Our troubles are all the same

Fellow residents know the same songs, enjoy the same old classic movies, and don’t get bored at the thought of playing board games. You won’t have to explain who Dwight D. Eisenhower, Clark Gable, or Chubby Checker were. Common interests, common goals, and yes, even common problems bind everyone into a cohesive, supportive community.

As for the costs, well that depends on a variety of factors including the size of the complex, the type of care provided, and amenities offered. Do a little research by phone and online; ask for recommendations from your local agency on aging or other senior agencies; and talk directly to people who live in these facilities to determine which one will best meet your needs.

You do not have to continue struggling to take care of yourself or your spouse. Consider assisted living and get the help you need to maintain a healthy lifestyle.
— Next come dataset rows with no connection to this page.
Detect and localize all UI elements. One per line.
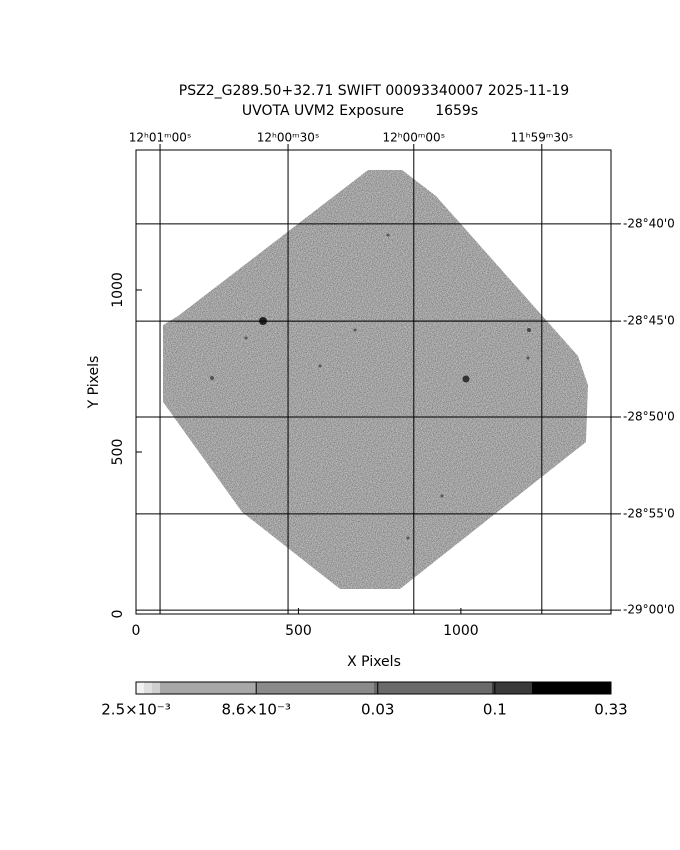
colorbar-tick-label: 0.1 xyxy=(483,701,507,719)
chart-subtitle: UVOTA UVM2 Exposure 1659s xyxy=(242,103,478,119)
y-axis-label: Y Pixels xyxy=(86,356,102,410)
ra-tick-label: 12ʰ00ᵐ30ˢ xyxy=(257,131,320,145)
colorbar-step xyxy=(532,682,611,694)
colorbar-step xyxy=(374,682,492,694)
dec-tick-label: -29°00'0 xyxy=(623,603,675,617)
dec-tick-label: -28°55'0 xyxy=(623,506,675,520)
colorbar-tick-label: 8.6×10⁻³ xyxy=(221,701,290,719)
x-tick-label: 1000 xyxy=(443,623,479,639)
dec-tick-label: -28°45'0 xyxy=(623,314,675,328)
dec-tick-label: -28°50'0 xyxy=(623,409,675,423)
colorbar-step xyxy=(492,682,532,694)
source xyxy=(527,328,531,332)
plot-frame xyxy=(135,149,612,615)
colorbar-step xyxy=(152,682,160,694)
colorbar-step xyxy=(256,682,374,694)
dec-tick-label: -28°40'0 xyxy=(623,216,675,230)
source xyxy=(353,328,357,332)
y-tick-label: 1000 xyxy=(110,272,126,308)
source xyxy=(406,536,410,540)
chart-title: PSZ2_G289.50+32.71 SWIFT 00093340007 202… xyxy=(179,83,569,99)
source xyxy=(440,494,444,498)
ra-tick-label: 12ʰ01ᵐ00ˢ xyxy=(129,131,192,145)
x-tick-label: 0 xyxy=(132,623,141,639)
source xyxy=(210,376,214,380)
colorbar-tick-label: 0.03 xyxy=(361,701,394,719)
x-axis-label: X Pixels xyxy=(347,654,401,670)
colorbar-tick-label: 2.5×10⁻³ xyxy=(101,701,170,719)
y-tick-label: 500 xyxy=(110,439,126,466)
source xyxy=(244,336,248,340)
colorbar-step xyxy=(136,682,144,694)
colorbar xyxy=(135,681,612,695)
ra-tick-label: 11ʰ59ᵐ30ˢ xyxy=(510,131,573,145)
colorbar-step xyxy=(144,682,152,694)
y-tick-label: 0 xyxy=(110,610,126,619)
colorbar-tick-label: 0.33 xyxy=(594,701,627,719)
exposure-map xyxy=(163,170,588,589)
source xyxy=(318,364,322,368)
source xyxy=(526,356,530,360)
x-tick-label: 500 xyxy=(285,623,312,639)
source xyxy=(386,233,390,237)
source xyxy=(462,375,470,383)
colorbar-step xyxy=(160,682,256,694)
ra-tick-label: 12ʰ00ᵐ00ˢ xyxy=(382,131,445,145)
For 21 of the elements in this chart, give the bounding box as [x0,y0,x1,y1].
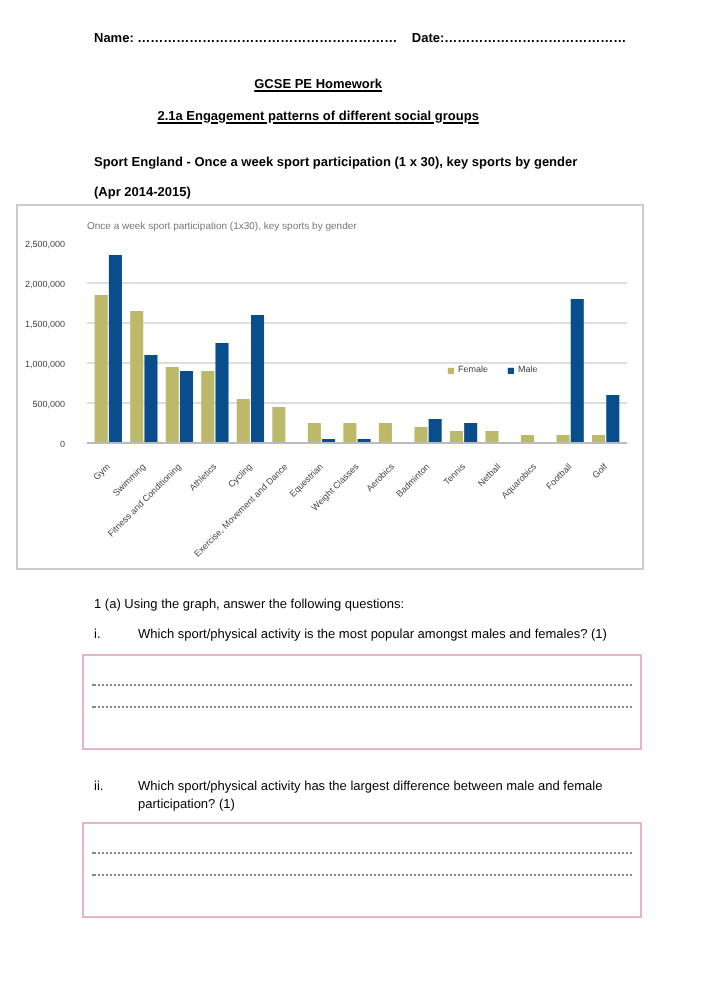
bar [165,367,179,443]
bar [428,419,442,443]
bar [606,395,620,443]
bar [378,423,392,443]
bar [144,355,158,443]
bar [485,431,499,443]
bar [307,423,321,443]
bar [449,431,464,443]
bar [272,407,286,443]
bar [201,371,215,443]
bar [343,423,357,443]
bar [464,423,478,443]
bar [108,255,122,443]
bar [236,399,250,443]
bar [414,427,428,443]
bar [570,299,584,443]
bar [94,295,108,443]
bar [130,311,144,443]
bar [215,343,229,443]
bar [179,371,194,443]
bar [250,315,265,443]
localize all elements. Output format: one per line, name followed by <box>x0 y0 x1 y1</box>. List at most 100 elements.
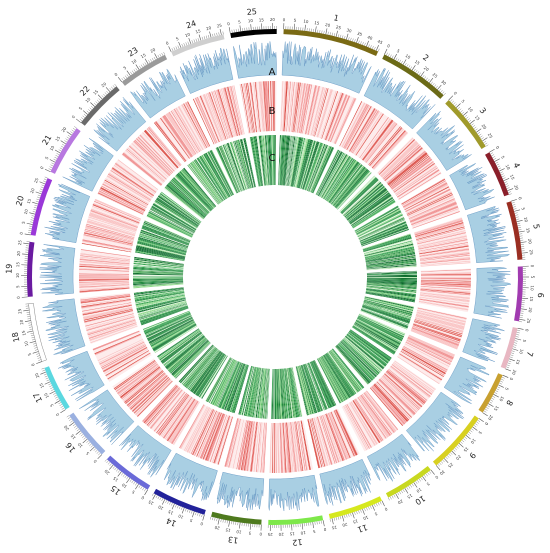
track-c-cell <box>158 195 200 225</box>
track-c-cell <box>286 136 294 186</box>
track-c-cell <box>305 363 322 412</box>
track-c-cell <box>278 135 282 186</box>
tick-minor <box>33 207 37 209</box>
track-b-cell <box>309 418 323 468</box>
track-b-cell <box>389 155 430 188</box>
track-b-cell <box>403 185 449 210</box>
tick-minor <box>38 359 42 361</box>
track-c-cell <box>363 240 413 255</box>
track-c-cell <box>140 229 189 247</box>
track-b-cell <box>281 81 285 132</box>
track-c-cell <box>360 223 407 243</box>
track-b-cell <box>202 94 222 142</box>
track-c-cell <box>345 186 385 219</box>
track-c-cell <box>189 162 221 204</box>
track-c-cell <box>257 136 264 186</box>
track-b-cell <box>270 81 273 132</box>
tick-minor <box>112 466 115 469</box>
tick-major <box>356 36 359 43</box>
tick-minor <box>60 405 64 408</box>
track-b-cell <box>349 108 376 152</box>
track-c-cell <box>354 323 398 349</box>
tick-minor <box>509 356 513 358</box>
track-b-cell <box>405 341 452 364</box>
track-c-cell <box>344 184 383 218</box>
track-c-cell <box>335 169 369 208</box>
track-b-cell <box>171 400 199 444</box>
tick-minor <box>116 468 119 472</box>
track-b-cell <box>88 321 137 339</box>
track-b-cell <box>79 272 130 275</box>
track-b-cell <box>271 422 274 473</box>
track-b-cell <box>372 385 406 424</box>
track-b-cell <box>405 188 451 212</box>
tick-minor <box>401 490 403 494</box>
track-c-cell <box>361 227 409 246</box>
tick-minor <box>126 476 129 480</box>
track-c-cell <box>170 180 208 215</box>
track-b-cell <box>167 112 196 155</box>
track-c-cell <box>182 346 216 386</box>
tick-major <box>44 381 51 385</box>
tick-minor <box>517 222 521 224</box>
track-b-cell <box>381 376 418 412</box>
track-c-cell <box>233 141 249 190</box>
tick-minor <box>516 218 520 220</box>
track-c-cell <box>363 301 412 316</box>
track-c-cell <box>285 368 293 419</box>
track-b-cell <box>380 377 417 413</box>
track-b-cell <box>189 408 212 454</box>
track-c-cell <box>135 249 185 260</box>
track-c-cell <box>304 364 321 412</box>
tick-minor <box>454 103 457 107</box>
track-c-cell <box>352 199 395 228</box>
track-c-cell <box>288 136 298 187</box>
track-c-cell <box>248 367 259 417</box>
track-b-cell <box>356 397 385 440</box>
tick-minor <box>340 34 342 38</box>
tick-minor <box>379 501 382 505</box>
tick-minor <box>41 184 45 187</box>
track-c-cell <box>133 271 184 274</box>
track-b-cell <box>172 401 200 445</box>
tick-minor <box>517 225 521 227</box>
tick-major <box>482 137 488 142</box>
tick-minor <box>175 46 178 50</box>
track-c-cell <box>182 168 216 208</box>
track-c-cell <box>336 345 370 384</box>
track-c-cell <box>143 311 190 332</box>
track-b-cell <box>112 166 155 196</box>
track-c-cell <box>249 137 259 187</box>
track-c-cell <box>168 182 207 216</box>
track-c-cell <box>249 137 260 187</box>
track-c-cell <box>133 280 184 283</box>
tick-minor <box>30 334 34 337</box>
track-b-cell <box>351 110 379 154</box>
track-b-cell <box>321 415 338 463</box>
track-b-cell <box>103 182 148 207</box>
tick-label: 30 <box>440 79 447 86</box>
track-c-cell <box>359 313 406 334</box>
track-b-cell <box>383 145 422 180</box>
track-b-cell <box>79 268 130 272</box>
tick-minor <box>492 396 496 398</box>
tick-minor <box>391 495 394 499</box>
track-c-cell <box>150 321 195 346</box>
track-b-cell <box>284 422 289 473</box>
track-b-cell <box>383 374 422 408</box>
track-b-cell <box>315 88 331 138</box>
track-b-cell <box>328 412 348 460</box>
track-b-cell <box>405 342 451 365</box>
tick-minor <box>72 424 76 427</box>
track-b-cell <box>392 363 433 394</box>
tick-label: 20 <box>34 372 41 379</box>
track-c-cell <box>359 221 406 242</box>
track-c-cell <box>365 292 415 302</box>
tick-minor <box>109 88 112 91</box>
track-c-cell <box>354 322 399 349</box>
tick-major <box>66 131 72 136</box>
track-c-cell <box>349 330 392 360</box>
track-c-cell <box>133 276 184 277</box>
track-c-cell <box>316 358 341 404</box>
track-b-cell <box>187 101 211 147</box>
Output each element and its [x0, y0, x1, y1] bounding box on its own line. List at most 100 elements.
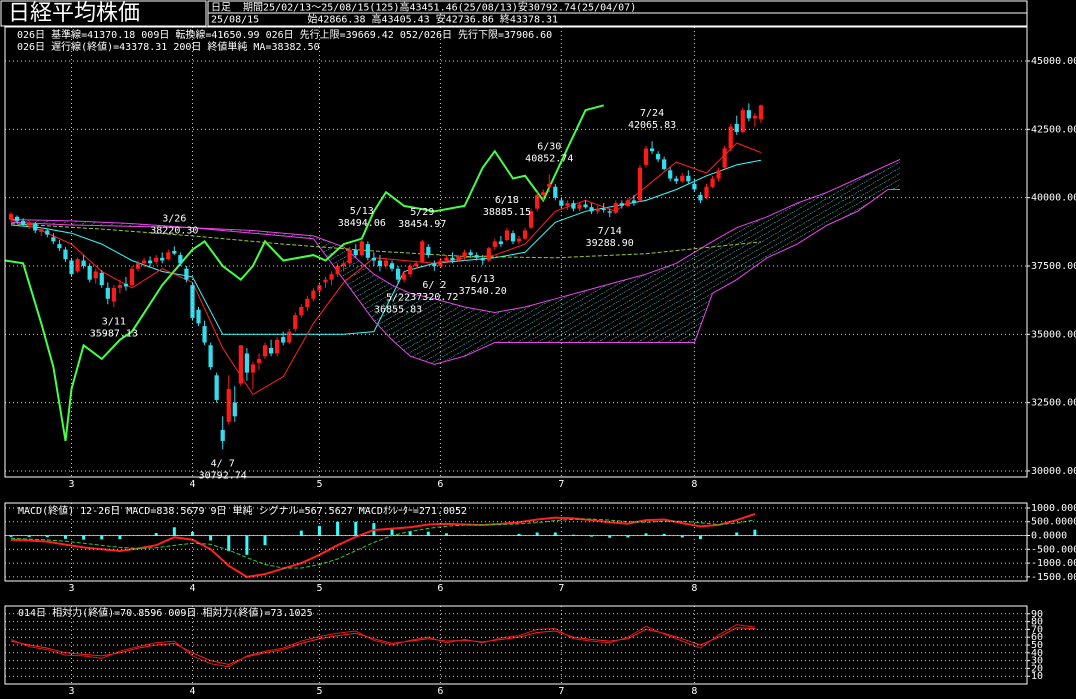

And enjoy living where everybody knows your name.

Assisted Living Facilities: Grandpa Is Not Resting On His Laurels!

By Deborah Nguyen

Enjoying Retirement
Enjoying Retirement

While there may have been a time when assisted living facilities were basically a place to send an elderly relative when you simply couldn’t care for themselves any longer, that’s now a thing of the past. Assisted living can now provide access to loads of fun activities, an active social calendar and even opportunities to learn new things. In fact, more and more elderly people are opting for these kind of facilities for their golden years.

Assisted Living: A Brand New Life

While care homes are helpful for those who need a little bit more help or need access to regular medical attention in their older years, they also have excellent benefits for the elderly. Oftentimes older people who live on their own can feel isolated, or become stuck in a rut. Living in a facility such as Chateau Vestavia assisted living, can provide access to all sorts of fun activities, group outings and regular contact with others, making it ideal for any older person.

Social Access

Studies have shown that regular social activity can go a long way to helping to stave off memory loss and even Alzheimer’s disease. Being a part of an assisted living community allows a senior to have access to other peers, especially those who share the same interests. Retirees can join others for group meals, classes and outings to meet new neighbors. New residents will be making friends in no time.

Physical Activity

Keeping fit and physical into their later years can go a long way to keeping a retiree from aging before their time. A healthy weight and regular exercise can keep their heart healthy, as well as prevent the aches and pains that come along with getting older. Many facilities have gyms, pools and staff on site so residents can create their own exercise program. Staff can also give advise on losing weight and staying healthy.

Eating Right

As people age, they may be cooking for one for the very first time in years or they may just not want be bothered with making decent meals. This can be detrimental for their health, and an assisted home can help with that. Many offer group mealtimes, where diners can take in a balanced meal with friends. Apartment-style homes are often equipped with a kitchen, and nutritionists and helpers can offer advice on how to make great meals that will keep people in tip-top condition.

Group Trips

Just because a person is getting older doesn’t mean they can’t get out and about. While many seniors may not be able to drive anymore, assisted living facilities will offer social activities for groups such as trips to go sightseeing, visit national monuments or even to connect with nature. Getting out helps keep the mind stimulated, and prevents elderly people from having that “cooped up” feeling.

The image of the dank, boring care facility is truly one of the past. Today’s elderly clients are more active both physically and socially, and these homes are stepping up to the mark to provide services to match. Be sure to view any home you’re considering fully and ask any questions you might have. Chances are there’s a match for you.